Wednesday, January 20, 2010

Holding It Together With Staples

Staples hold more than papers together. I’m talking about those things in your kitchen cabinets, freezer or fridge that are the glue in your creations and the things you can’t live without. I have many staples that are as dear to me as my lucky pen or my favorite socks and I will never give them up, hording them when I have a chance and even dealing with the harassment I receive when my stash is discovered, “How many jars of sundried tomatoes do you need? Don’t these go bad at some point?” Well honey, I don’t let them sit long enough to go bad. Remember the orzo from Saturday night, or the spinach salad from yesterday, they are all made with this lovely jarred staple of red delights floating in that wonderful oil.

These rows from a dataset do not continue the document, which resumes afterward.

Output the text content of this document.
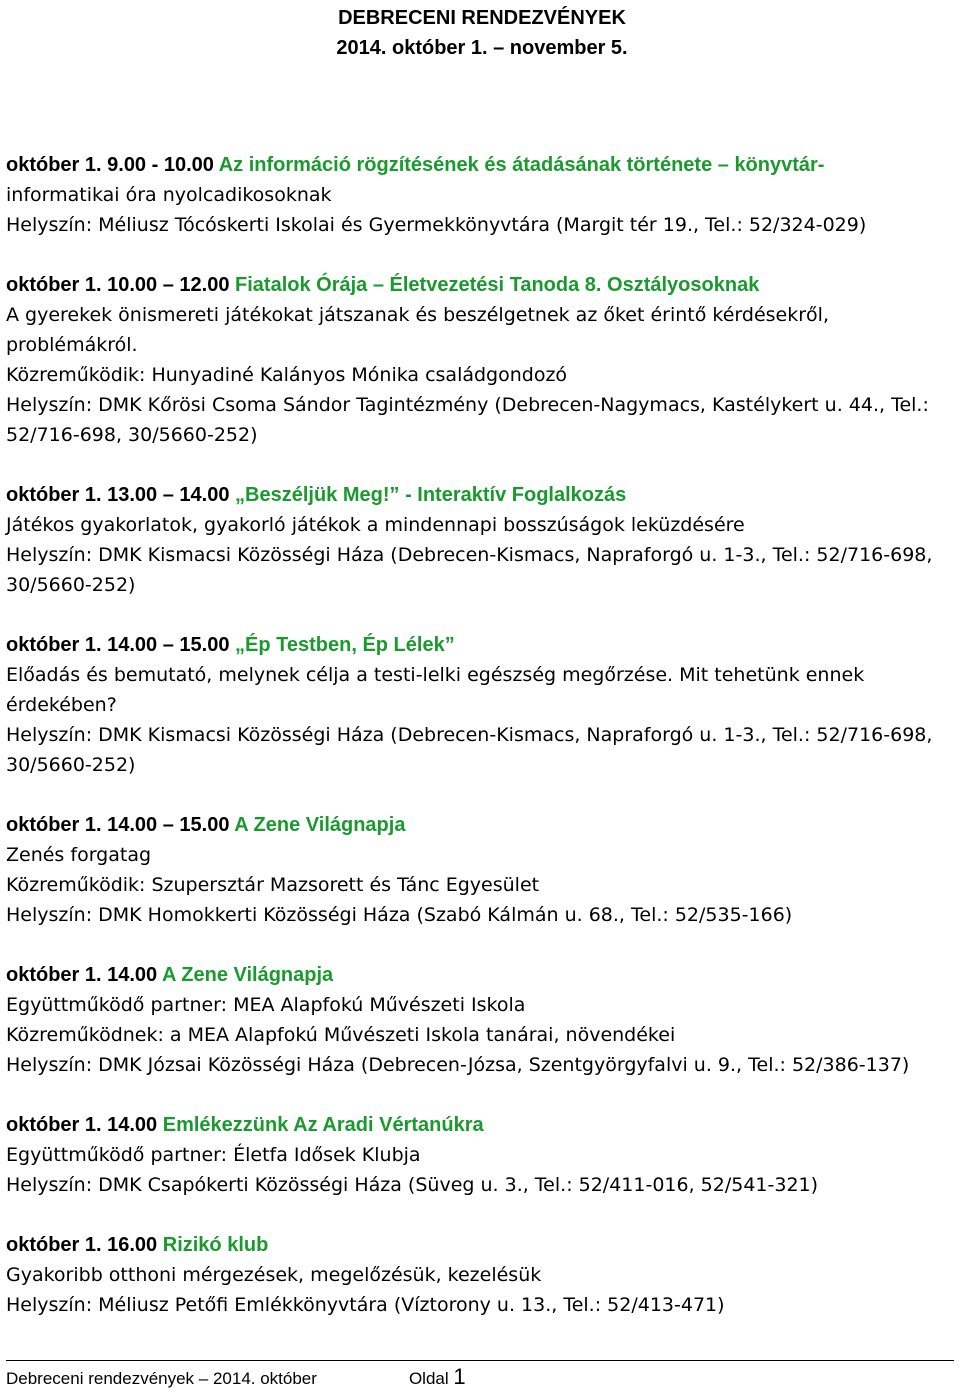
DEBRECENI RENDEZVÉNYEK
2014. október 1. – november 5.
október 1. 9.00 - 10.00 Az információ rögzítésének és átadásának története – könyvtár-
informatikai óra nyolcadikosoknak
Helyszín: Méliusz Tócóskerti Iskolai és Gyermekkönyvtára (Margit tér 19., Tel.: 52/324-029)
október 1. 10.00 – 12.00 Fiatalok Órája – Életvezetési Tanoda 8. Osztályosoknak
A gyerekek önismereti játékokat játszanak és beszélgetnek az őket érintő kérdésekről,
problémákról.
Közreműködik: Hunyadiné Kalányos Mónika családgondozó
Helyszín: DMK Kőrösi Csoma Sándor Tagintézmény (Debrecen-Nagymacs, Kastélykert u. 44., Tel.:
52/716-698, 30/5660-252)
október 1. 13.00 – 14.00 „Beszéljük Meg!” - Interaktív Foglalkozás
Játékos gyakorlatok, gyakorló játékok a mindennapi bosszúságok leküzdésére
Helyszín: DMK Kismacsi Közösségi Háza (Debrecen-Kismacs, Napraforgó u. 1-3., Tel.: 52/716-698,
30/5660-252)
október 1. 14.00 – 15.00 „Ép Testben, Ép Lélek”
Előadás és bemutató, melynek célja a testi-lelki egészség megőrzése. Mit tehetünk ennek
érdekében?
Helyszín: DMK Kismacsi Közösségi Háza (Debrecen-Kismacs, Napraforgó u. 1-3., Tel.: 52/716-698,
30/5660-252)
október 1. 14.00 – 15.00 A Zene Világnapja
Zenés forgatag
Közreműködik: Szupersztár Mazsorett és Tánc Egyesület
Helyszín: DMK Homokkerti Közösségi Háza (Szabó Kálmán u. 68., Tel.: 52/535-166)
október 1. 14.00 A Zene Világnapja
Együttműködő partner: MEA Alapfokú Művészeti Iskola
Közreműködnek: a MEA Alapfokú Művészeti Iskola tanárai, növendékei
Helyszín: DMK Józsai Közösségi Háza (Debrecen-Józsa, Szentgyörgyfalvi u. 9., Tel.: 52/386-137)
október 1. 14.00 Emlékezzünk Az Aradi Vértanúkra
Együttműködő partner: Életfa Idősek Klubja
Helyszín: DMK Csapókerti Közösségi Háza (Süveg u. 3., Tel.: 52/411-016, 52/541-321)
október 1. 16.00 Rizikó klub
Gyakoribb otthoni mérgezések, megelőzésük, kezelésük
Helyszín: Méliusz Petőfi Emlékkönyvtára (Víztorony u. 13., Tel.: 52/413-471)
Debreceni rendezvények – 2014. október	Oldal 1
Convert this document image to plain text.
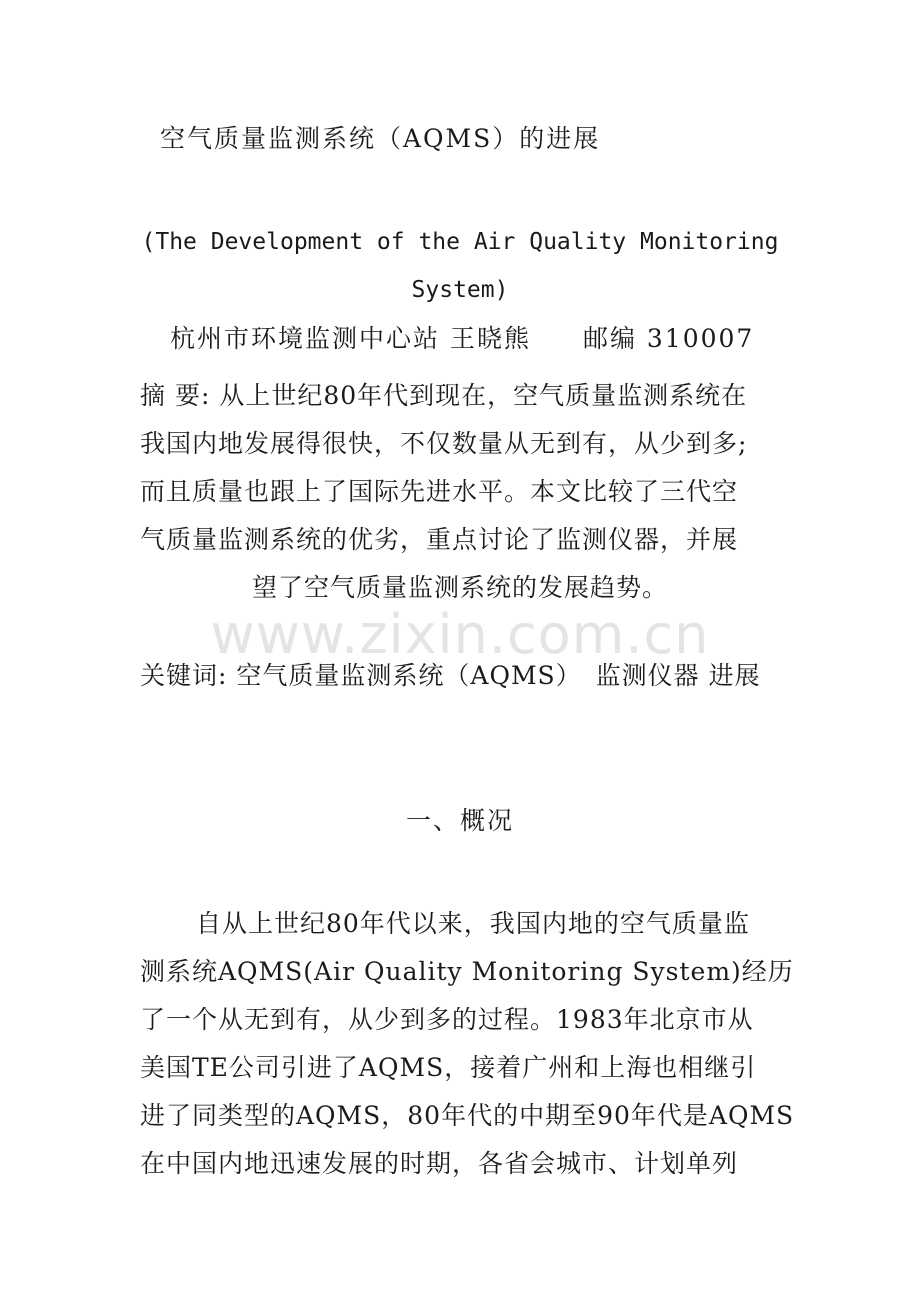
空气质量监测系统（AQMS）的进展
(The Development of the Air Quality Monitoring System)
杭州市环境监测中心站 王晓熊 邮编 310007
摘 要: 从上世纪80年代到现在，空气质量监测系统在
我国内地发展得很快，不仅数量从无到有，从少到多;
而且质量也跟上了国际先进水平。本文比较了三代空
气质量监测系统的优劣，重点讨论了监测仪器，并展
望了空气质量监测系统的发展趋势。
www.zixin.com.cn
关键词: 空气质量监测系统（AQMS） 监测仪器 进展
一、概况
自从上世纪80年代以来，我国内地的空气质量监
测系统AQMS(Air Quality Monitoring System)经历
了一个从无到有，从少到多的过程。1983年北京市从
美国TE公司引进了AQMS，接着广州和上海也相继引
进了同类型的AQMS，80年代的中期至90年代是AQMS
在中国内地迅速发展的时期，各省会城市、计划单列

But I digress. Wednesdays are one of my cooking days and that is when I find myself reaching for these particular items and turning them into a treat for the rest of the week. I know many of you have staples that either make up the backbone of your culinary adventures or create the perfect marriage of flavors, so show with me your “can’t do withouts” and I’ll show you mine. Tell me … how do you hold it all together?

Whether it is Grey Poupon or the store brand, organic or gourmet, Dijon mustard is something I can’t live without. I am a huge mustard person devouring grainy or smooth, spicy or sweet in just about everything, but this white wine-infused gem really makes it all come together. I didn’t realize my codependence until a few weeks ago when I found 3 different containers of the stuff littering my fridge. Each was about half full and set in different locations to be of easy access for any mood. I then noticed how many times I reached for them: salad dressing-just a dash with walnut oil and balsamic vinegar; leftover ham from the holiday-perfect accompaniment on a sandwich or as a rub with apricot jam to liven up the leftovers; chicken soup-toss in a dab and watch how it enhances the flavors; tuna noodle casserole-makes it a bit more high end. I consciously realized its versatility and began paying even more attention to this often overlooked brother to ketchup.

A simple addition to sauces, Dijon mustard compliments the tang of lemon, adds richness to a simple broth and a touch of piquancy to a creamy sauce. Added to vegetables like green beans (with a touch of OJ and orange zest), brussel sprouts (with bacon and walnuts) and cabbage (with vinegar and apples) this condiment reigns supreme.

Don’t believe me? Try this quick sauce with some grilled salmon and change your mind. It can also be stirred into some thin spaghetti for a herb/lemon infusion on your tongue.

Grilled Salmon with Dill Sauce

Grilling the salmon is the easy part (I usually just season it with salt and pepper and use either the outside grill (with the skin on) or the grill pan on the stove (skin off). Make sure to not overcook, it should still be a bit dark pink in the center when you take it out of the pan because it will still cook for another minute.

Dill Sauce

½ cup chopped fine red onion
Zest and juice from one lemon (If you really love lemon like I do, then you can add more to taste once it is all together)
I garlic clove minced fine
8 oz sour cream
¼ cup fresh chopped dill
1-2 tablespoons Dijon mustard
Salt and pepper

Put everything in a bowl and taste it to adjust the seasoning. I do this before I even take the fish out of the fridge since I want to give the flavors as long as possible to meld. Spoon onto the grilled fish, add a dollop to green beans, mix in with pasta for a change from heavy tomato and cheese sauces. Remember to taste before you serve it as well since the flavors sharpen as they sit.


Lena said...

I couldn't do without cinnamon, creme fresh and mint. For both savoury and sweet dishes.

Praers said...

Oh I just love cinnamon, both in stick form and ground. My mint unfortunately has died due to the cold and I am not very familiar with creme fresh. Could you recommend a recipe?